SFA x Headland at Noosa
OK, I'm gonna assume you already know about the Surf Film Archive - who they are and what they do - so I'll skip the intros and cut to the chase.
On Saturday the 11th March, which is the closing weekend of the Noosa Festival of Surfing, the Surf Film Archive will be screening never-before-seen surf footage as the band HEADLAND play a live improv soundtrack. Click for a short taste of what to expect.
Prior to this rolling experiement, Ishka Folkwell and Torren Martyn - who should also need no introduction - will be playing their short film 'Distant Shore'.
And prior to that, there'll be a giveaway with prizes including a year's worth of needessentials wetstuits, plus a number of Swellnet subscriptions.
Where: The J, Noosa
Why: Need you ask?
When: 8.00pm, Saturday 11th March 2023
Cost: $35.00 Adults, $25.00 Concession, $60.00 Admission plus donation to help keep the Surf Film Archive alive!

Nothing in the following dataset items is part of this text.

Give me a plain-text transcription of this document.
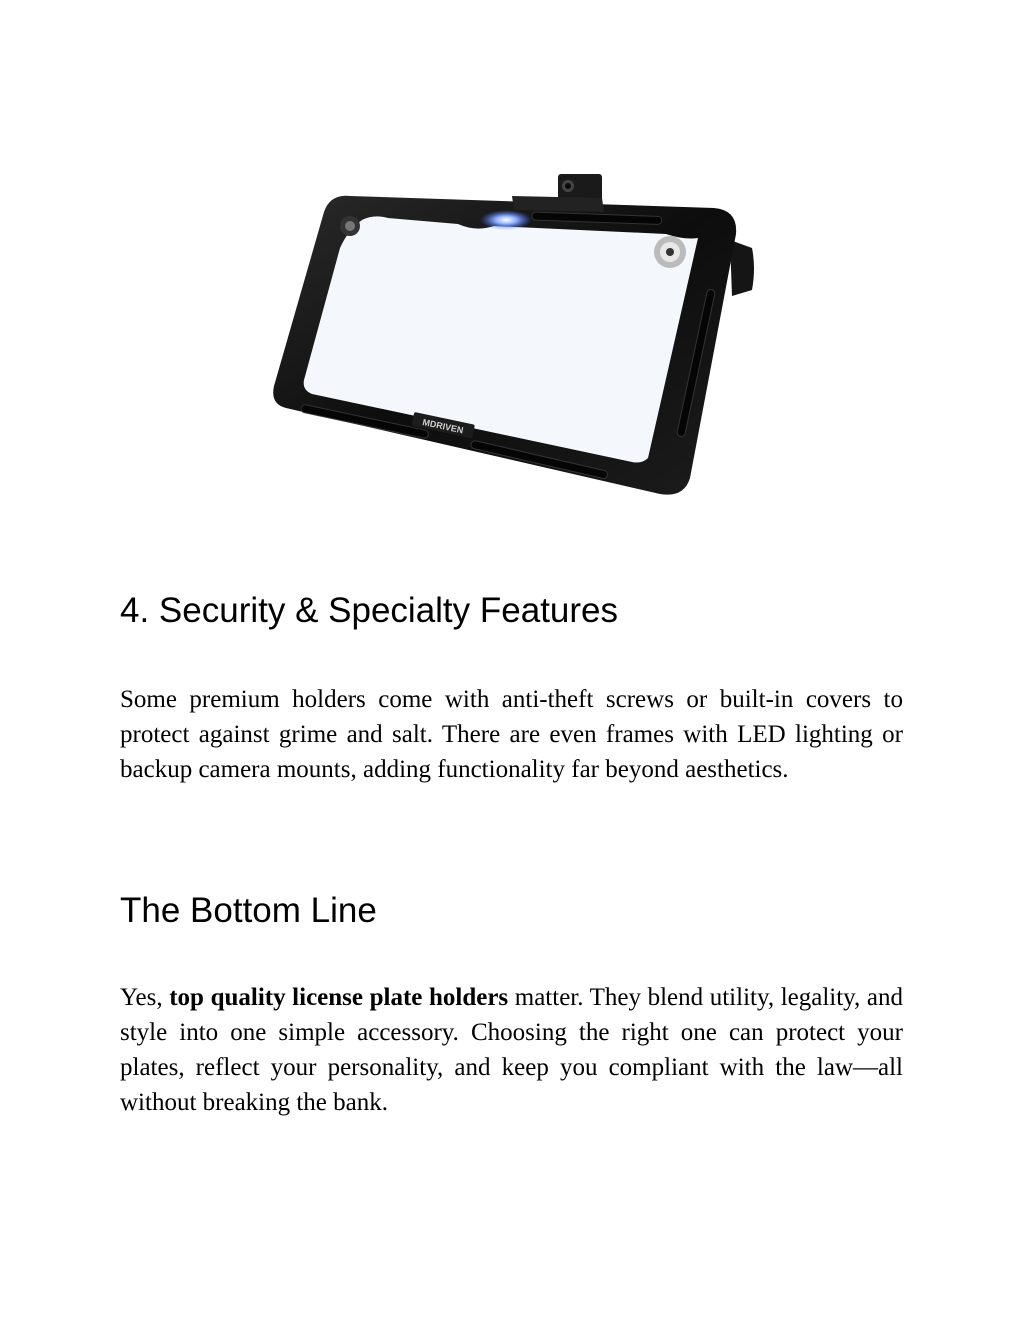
MDRIVEN
4. Security & Specialty Features

Some premium holders come with anti-theft screws or built-in covers to protect against grime and salt. There are even frames with LED lighting or backup camera mounts, adding functionality far beyond aesthetics.

The Bottom Line

Yes, top quality license plate holders matter. They blend utility, legality, and style into one simple accessory. Choosing the right one can protect your plates, reflect your personality, and keep you compliant with the law—all without breaking the bank.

Duration: Two hours, no interval
Improvised music set to imagery isn’t totally new: think of Neil Young's spontaneous soundtrack for Jim Jarmusch’s Dead Man, or more recently, the Richard Thompson collaboration with Werner Herzog for Grizzly Man. Murray builds on this heritage by bringing together a collective of musicians to respond intuitively to film. Instrumentalists for the show at The J include Kenny Gormly from The Cruel Sea and one of the Sunny Coast’s favourite characters, drummer, Brock Fitzgerald.
Fifteen years ago, Jolyon made the documentary Searching for Michael Peterson and was astounded at the amount of unseen footage he came across: whole rolls lost to the cutting room floor, or footage unused because of a slight flaw, stored away as the march of technology made old formats redundant. Come the pandemic and Jolyon acted on an old desire, creating the Surf Film Archive to save all that lost and forgotten footage—not just of MP, but any surf footage—before it turned to dust. However, rather than just open an image bank, the filmmaker within saw potential in all that footage.
“I love seeing the towns and places that I know very well,” says Jolyon, “they have changed so dramatically, Byron, Noosa, many of those coastal towns. I love seeing the old fashion and the cars and the roads that have changed so dramatically.”
“And, of course, I enjoy the fact that the waves are exactly the same! Everything has changed, but the ocean itself, the waves, they’re the same as they always were."
Between sourcing, saving, and digitising said footage—now well over a hundred hours’ worth—Jolyon has been whittling down the very best sections, arranging it into a running order, and collaborating with old mate Murray on how best to present it. The end result is, a film with no narration or dialogue, which turns on a mix of Jolyon’s sequencing and Murray’s music. One pre-programmed, the other played live.
“I’ve always considered cinema to be a live experience,” says Dave Horsley of the Screen Wave International Film Festival, “It’s that shared moment where the lights go down, you’re in a crowd, and you have this ephemeral reaction to this thing that’s been created.”
The only difference now is that one element—the music—is being created in real time.